Mast cells, which have been referred to as the leader cells of the inflammatory cascade, are a unique type of innate immune cell that reside in close proximity to sensory neurons in key barrier tissues (such as the skin, airways and GI tract) and connective tissues.
There is a large unmet need for an oral medication with a novel mechanism of action. Existing approaches, including anti-IgE therapy, antihistamines, and medications targeting other downstream mediators, have significant limitations.
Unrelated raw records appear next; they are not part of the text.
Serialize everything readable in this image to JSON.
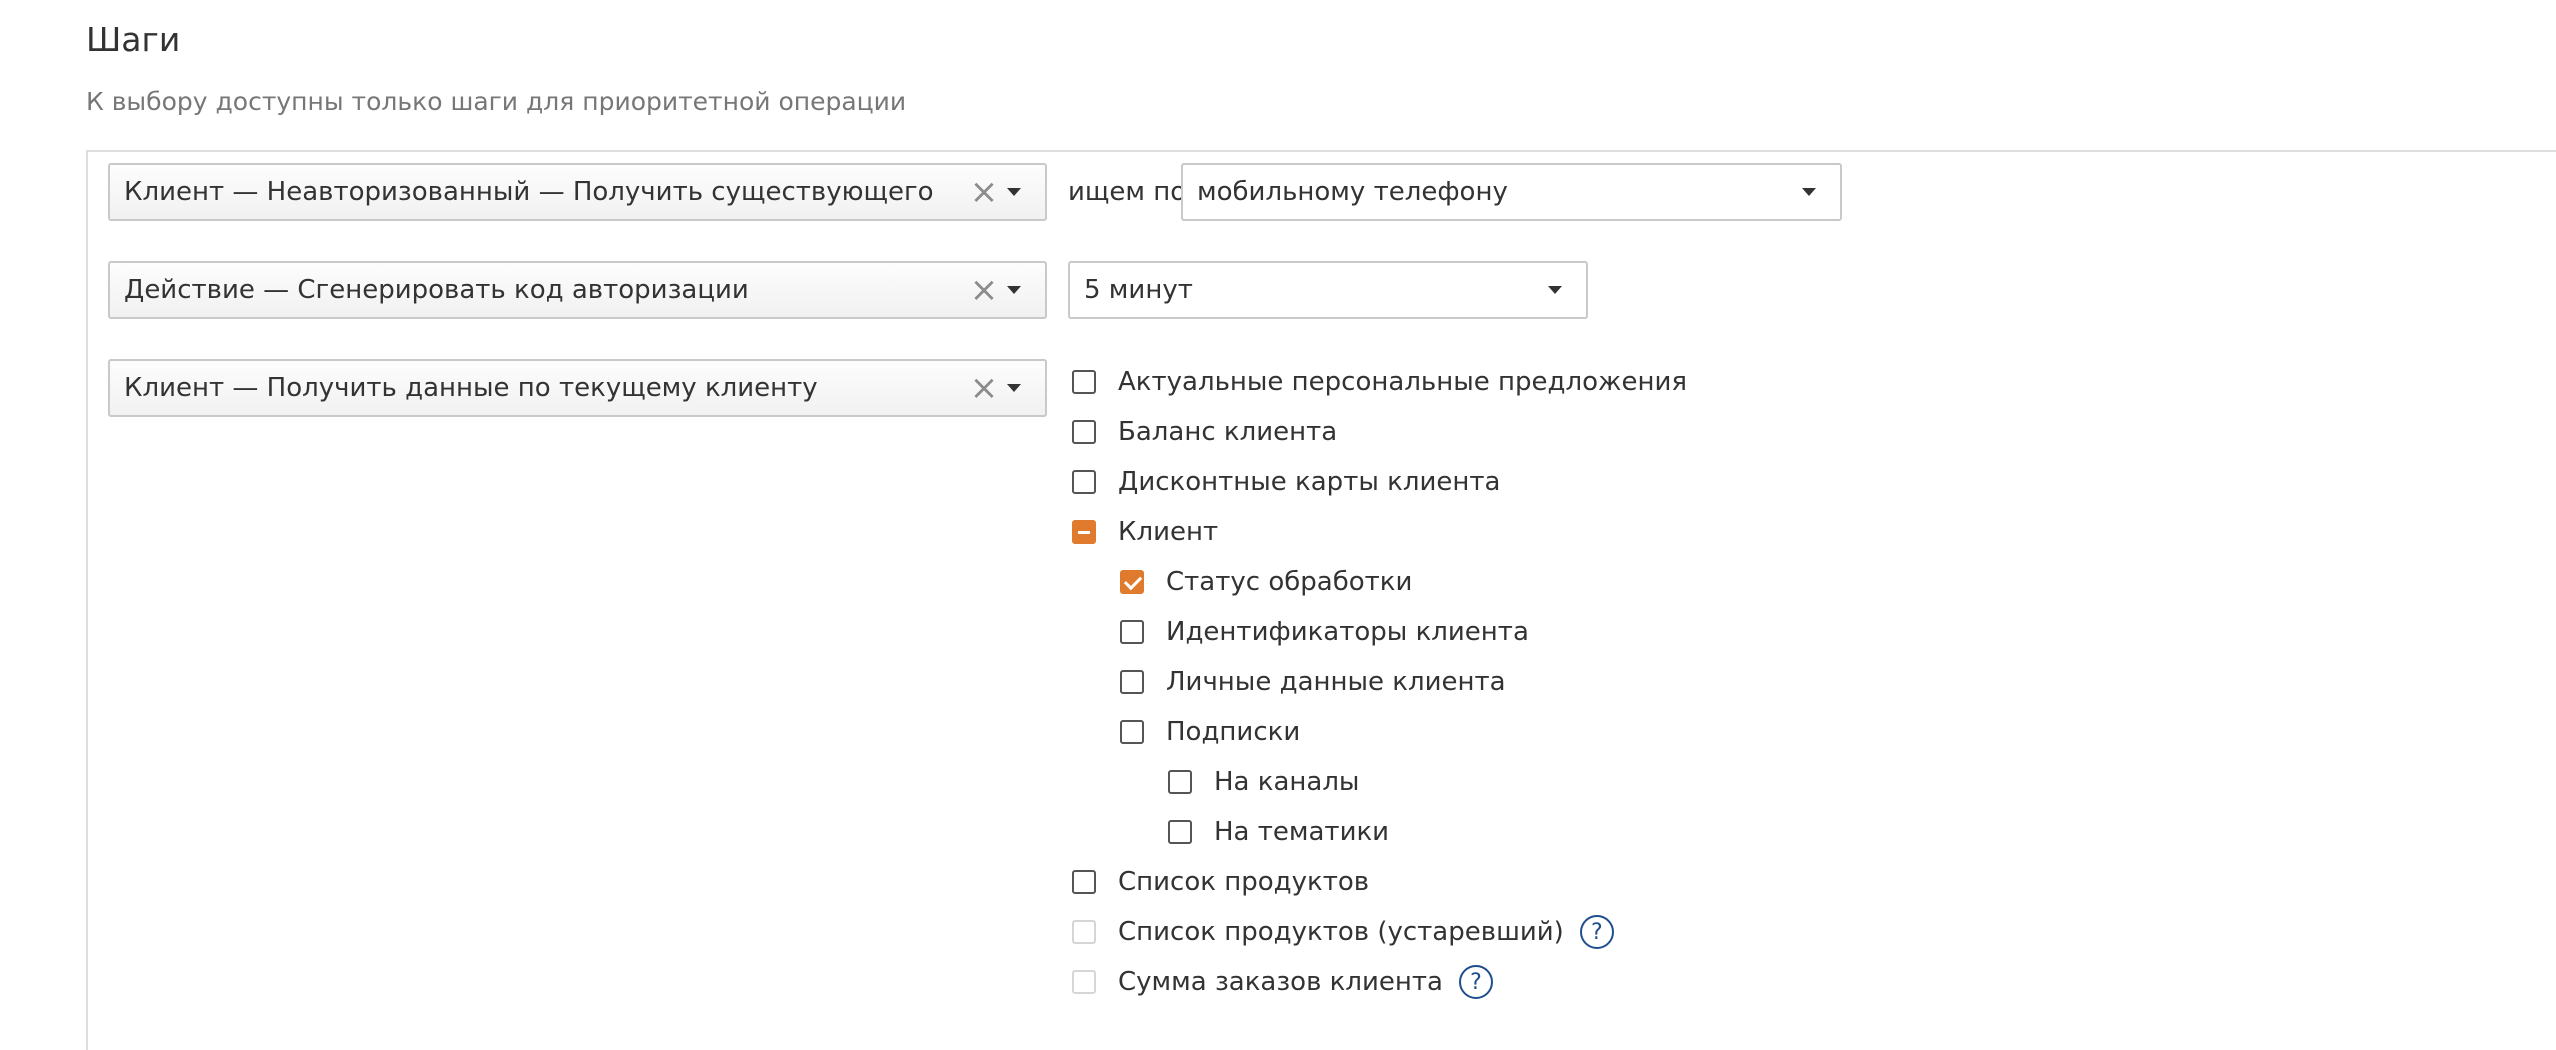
{
  "header": {
    "title": "Шаги",
    "subtitle": "К выбору доступны только шаги для приоритетной операции"
  },
  "steps": [
    {
      "value": "Клиент — Неавторизованный — Получить существующего",
      "param_label": "ищем по",
      "param_value": "мобильному телефону"
    },
    {
      "value": "Действие — Сгенерировать код авторизации",
      "param_value": "5 минут"
    },
    {
      "value": "Клиент — Получить данные по текущему клиенту"
    }
  ],
  "options": [
    {
      "label": "Актуальные персональные предложения",
      "state": "unchecked"
    },
    {
      "label": "Баланс клиента",
      "state": "unchecked"
    },
    {
      "label": "Дисконтные карты клиента",
      "state": "unchecked"
    },
    {
      "label": "Клиент",
      "state": "mixed"
    },
    {
      "label": "Статус обработки",
      "state": "checked"
    },
    {
      "label": "Идентификаторы клиента",
      "state": "unchecked"
    },
    {
      "label": "Личные данные клиента",
      "state": "unchecked"
    },
    {
      "label": "Подписки",
      "state": "unchecked"
    },
    {
      "label": "На каналы",
      "state": "unchecked"
    },
    {
      "label": "На тематики",
      "state": "unchecked"
    },
    {
      "label": "Список продуктов",
      "state": "unchecked"
    },
    {
      "label": "Список продуктов (устаревший)",
      "state": "disabled"
    },
    {
      "label": "Сумма заказов клиента",
      "state": "disabled"
    }
  ],
  "icons": {
    "clear": "close-icon",
    "caret": "chevron-down-icon",
    "help": "question-circle-icon",
    "help_glyph": "?"
  },
  "colors": {
    "accent": "#e07b2e",
    "help": "#1f4e8c",
    "border": "#c9c9c9"
  }
}
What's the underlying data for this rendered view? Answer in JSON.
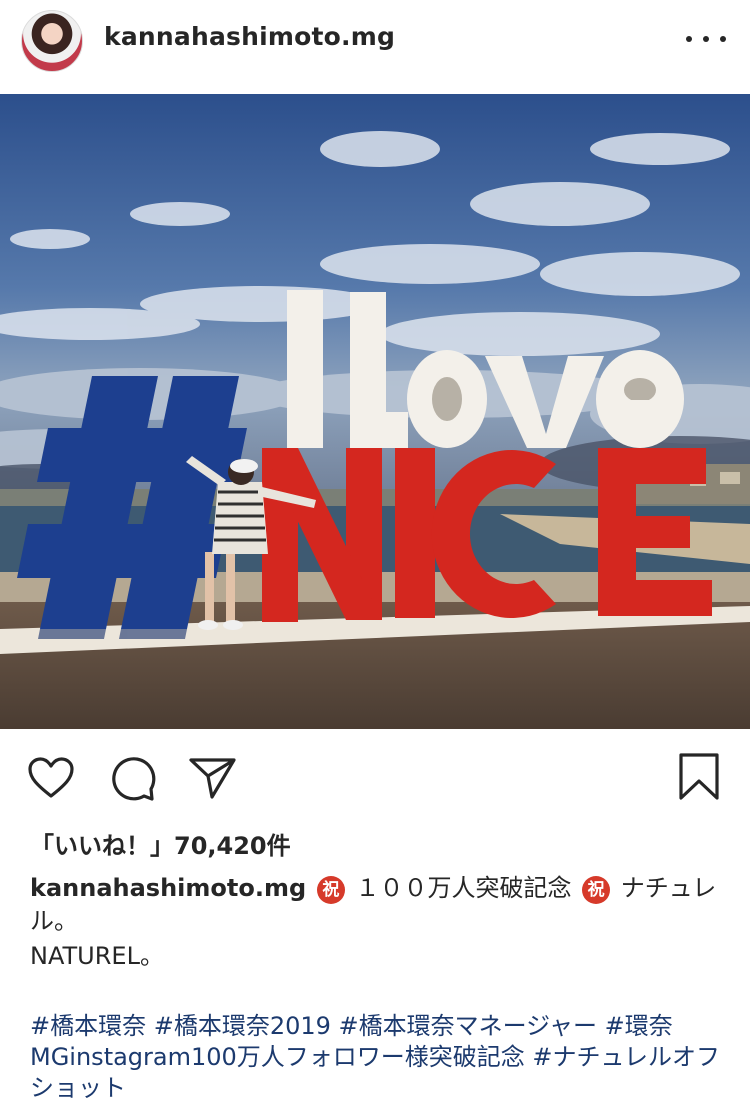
{
  "post": {
    "username": "kannahashimoto.mg",
    "likes_text": "「いいね！」70,420件"
  },
  "caption": {
    "username": "kannahashimoto.mg",
    "emoji_celebrate": "祝",
    "text_part1": "１００万人突破記念",
    "text_part2": "ナチュレル。",
    "line2": "NATUREL。",
    "hashtags": "#橋本環奈 #橋本環奈2019 #橋本環奈マネージャー #環奈MGinstagram100万人フォロワー様突破記念 #ナチュレルオフショット"
  },
  "icons": [
    "more-icon",
    "heart-icon",
    "comment-icon",
    "share-icon",
    "bookmark-icon"
  ],
  "colors": {
    "text": "#262626",
    "hashtag": "#1c3a6e",
    "celebrate_badge": "#d63a2a",
    "sign_blue": "#1d3f8f",
    "sign_red": "#d4271f",
    "sign_white": "#f3f0ea"
  }
}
As many as 30-50 percent of patients with chronic urticaria are not adequately controlled with current therapies, and many mast-cell-mediated diseases have not been amenable to treatment with currently available medications.
MRGPRX2 is a mast cell receptor that is activated by numerous ligands, including many peptides released from sensory neurons (e.g. substance P, cortistatin-14, VIP) as well as other cell types (e.g. eosinophils, neutrophils, dendritic cells, and T-cells). In response to MRGPRX2 activation, mast cells release histamine, tryptase, chymase, chemokines and cytokines, which can cause itchy hives, angioedema, type 2 inflammation (through engagement of the adaptive immune system) and chronic pruritus and pain.
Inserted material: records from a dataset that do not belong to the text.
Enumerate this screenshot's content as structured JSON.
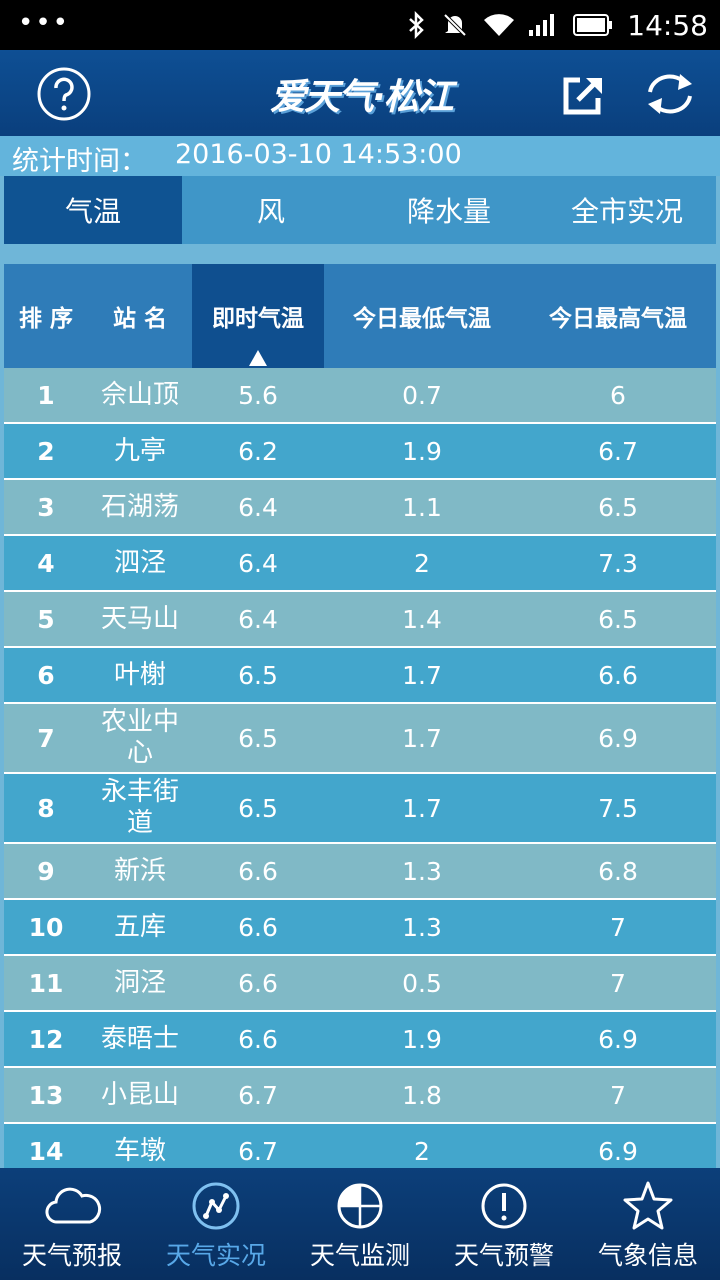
{
  "status_bar": {
    "time": "14:58"
  },
  "header": {
    "logo_text": "爱天气·松江"
  },
  "stat": {
    "label": "统计时间：",
    "value": "2016-03-10 14:53:00"
  },
  "tabs": [
    {
      "label": "气温",
      "active": true
    },
    {
      "label": "风",
      "active": false
    },
    {
      "label": "降水量",
      "active": false
    },
    {
      "label": "全市实况",
      "active": false
    }
  ],
  "table": {
    "headers": [
      "排 序",
      "站 名",
      "即时气温",
      "今日最低气温",
      "今日最高气温"
    ],
    "sorted_column": 2,
    "rows": [
      [
        "1",
        "佘山顶",
        "5.6",
        "0.7",
        "6"
      ],
      [
        "2",
        "九亭",
        "6.2",
        "1.9",
        "6.7"
      ],
      [
        "3",
        "石湖荡",
        "6.4",
        "1.1",
        "6.5"
      ],
      [
        "4",
        "泗泾",
        "6.4",
        "2",
        "7.3"
      ],
      [
        "5",
        "天马山",
        "6.4",
        "1.4",
        "6.5"
      ],
      [
        "6",
        "叶榭",
        "6.5",
        "1.7",
        "6.6"
      ],
      [
        "7",
        "农业中心",
        "6.5",
        "1.7",
        "6.9"
      ],
      [
        "8",
        "永丰街道",
        "6.5",
        "1.7",
        "7.5"
      ],
      [
        "9",
        "新浜",
        "6.6",
        "1.3",
        "6.8"
      ],
      [
        "10",
        "五库",
        "6.6",
        "1.3",
        "7"
      ],
      [
        "11",
        "洞泾",
        "6.6",
        "0.5",
        "7"
      ],
      [
        "12",
        "泰晤士",
        "6.6",
        "1.9",
        "6.9"
      ],
      [
        "13",
        "小昆山",
        "6.7",
        "1.8",
        "7"
      ],
      [
        "14",
        "车墩",
        "6.7",
        "2",
        "6.9"
      ]
    ]
  },
  "bottom_nav": [
    {
      "label": "天气预报",
      "icon": "cloud-icon",
      "active": false
    },
    {
      "label": "天气实况",
      "icon": "live-chart-icon",
      "active": true
    },
    {
      "label": "天气监测",
      "icon": "radar-icon",
      "active": false
    },
    {
      "label": "天气预警",
      "icon": "warning-icon",
      "active": false
    },
    {
      "label": "气象信息",
      "icon": "star-icon",
      "active": false
    }
  ],
  "colors": {
    "header": "#0e4f94",
    "active_tab": "#0f5392",
    "row_light": "#80b9c6",
    "row_dark": "#43a6cc",
    "nav_active": "#58a8e8"
  }
}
Small molecule MRGPRX2 antagonists efficiently inhibit agonist-induced mast cell activation and degranulation as demonstrated by single cell time-lapse confocal microscopy in primary human mast cells in the video below*.
MRGPRX2 agonists such as substance p (shown at left in video) rapidly induce calcium mobilization (in green) and release of granules (in red), which is completely inhibited upon treatment with nanomolar concentrations of MRGPRX2 antagonists (shown at right in video).
*Nadine Serhan 1, Nicolas Gaudenzio 1,2
1 Toulouse Institute for Infectious and Inflammatory Diseases (Infinity) INSERM UMR1291 – CNRS UMR5051 – University Toulouse III, France
2 Genoskin SAS, Toulouse, France
EP262 is a potent, highly-selective antagonist that blocks the activation of MRGPRX2 by various neuropeptides and other agonists. By virtue of its IgE-independent mechanism of action, EP262 holds great promise across a broad range of mast-cell-mediated diseases, both as an oral alternative or in addition to existing treatments, as a novel therapy for diseases that have not been amenable to anti-IgE therapy.